Mormon was deeply affected by the tragedy of his people’s fall and destruction. The carnage he witnessed is hard to fathom. Mormon’s lament was not merely for the loss of a loved one, like that of a funeral lament, but rather for the loss of a people—his people—the Nephites, the “fair ones.”[10]

Despite witnessing what was no doubt emotionally and psychologically traumatizing, Mormon, in his final words, set a worthy example to follow. His people were wicked, yet he loved them deeply, and greatly grieved their loss. He did not seek to blame others, despite his sorrow, and he loved his enemies, inviting them to come unto Christ and put an end to the needless bloodshed.

Readers today can learn to similarly love even those who err, accept personal responsibility for their own choices, and accept the consequences of divine judgments. Instead of blaming others, even those who mourn can find comfort in loving their enemies, praying for those who have despitefully used them, and inviting them to come unto Christ.

Further Reading

Matthew L. Bowen, “‘O Ye Fair Ones’—Revisited,” Interpreter: A Journal of Mormon Scripture 20 (2016): 315–344.

Matthew L. Bowen, “‘O Ye Fair Ones’: An Additional Note on the Meaning of the Name Nephi,” Insights: A Window on the Ancient World 23, no. 6 (2003): 2.

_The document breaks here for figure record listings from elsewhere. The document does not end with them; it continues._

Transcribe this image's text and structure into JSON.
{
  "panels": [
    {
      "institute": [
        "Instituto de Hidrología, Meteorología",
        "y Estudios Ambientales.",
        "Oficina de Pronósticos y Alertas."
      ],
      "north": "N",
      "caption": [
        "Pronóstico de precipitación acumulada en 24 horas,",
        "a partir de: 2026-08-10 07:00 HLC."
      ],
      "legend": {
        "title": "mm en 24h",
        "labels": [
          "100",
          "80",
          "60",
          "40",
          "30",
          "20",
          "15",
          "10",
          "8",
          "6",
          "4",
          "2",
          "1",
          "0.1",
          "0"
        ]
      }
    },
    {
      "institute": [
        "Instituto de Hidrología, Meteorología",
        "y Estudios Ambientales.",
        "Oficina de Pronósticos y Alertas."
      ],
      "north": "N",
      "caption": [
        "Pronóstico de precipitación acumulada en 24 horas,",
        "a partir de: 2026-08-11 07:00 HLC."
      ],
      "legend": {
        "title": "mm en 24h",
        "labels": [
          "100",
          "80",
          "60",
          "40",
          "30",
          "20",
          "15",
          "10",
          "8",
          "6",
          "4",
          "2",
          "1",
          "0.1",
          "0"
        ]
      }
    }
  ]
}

Thomas W. Mackay, “Mormon and the Destruction of Nephite Civilization (Mormon 3–9),” in Book of Mormon, Part 2: Alma 30 to Moroni, Studies in Scripture, Volume 8, ed. Kent P. Jackson (Salt Lake City, UT: Deseret Book, 1988), 231–244.

[1] See F. W. Dobbs-Allsopp, “Lament,” in Eerdmans Dictionary of the Bible, ed. David Noel Freedman (Grand Rapid, MI: Wm. B. Eerdmans, 2003), 784–785.

[2] Nancy C. Lee, Lyrics of Lament: From Tragedy to Transformation (Minneapolis, MN: Fortress Press, 2010), 24.

[3] For more on biblical laments, see Lee, Lyrics of Lament, 73–179.

[4] Dobbs-Allsopp, “Lament,” 784.

[5] Dobbs-Allsopp, “Lament,” 785.

[6] Dobbs-Allsopp, “Lament,” 785.

[7] Dobbs-Allsopp, “Lament,” 785.

[8] For a more thorough review of the traditional literary form that laments take, see Lee, Lyrics of Lament, 49–70.

[9] According to Dobbs-Allsopp, “Lament,” 785, “there are several literary transformations” of the standard funeral lament in the Old Testament. So it is not surprising or problematic that Mormon breaks form.

[10] The name Nephite may literally mean fair ones. See Matthew L. Bowen, “‘O Ye Fair Ones’: An Additional Note on the Meaning of the Name Nephi,” Insights: A Window on the Ancient World 23, no. 6 (2003): 2; Matthew L. Bowen, “‘O Ye Fair Ones’—Revisited,” Interpreter: A Journal of Mormon Scripture 20 (2016): 315–344.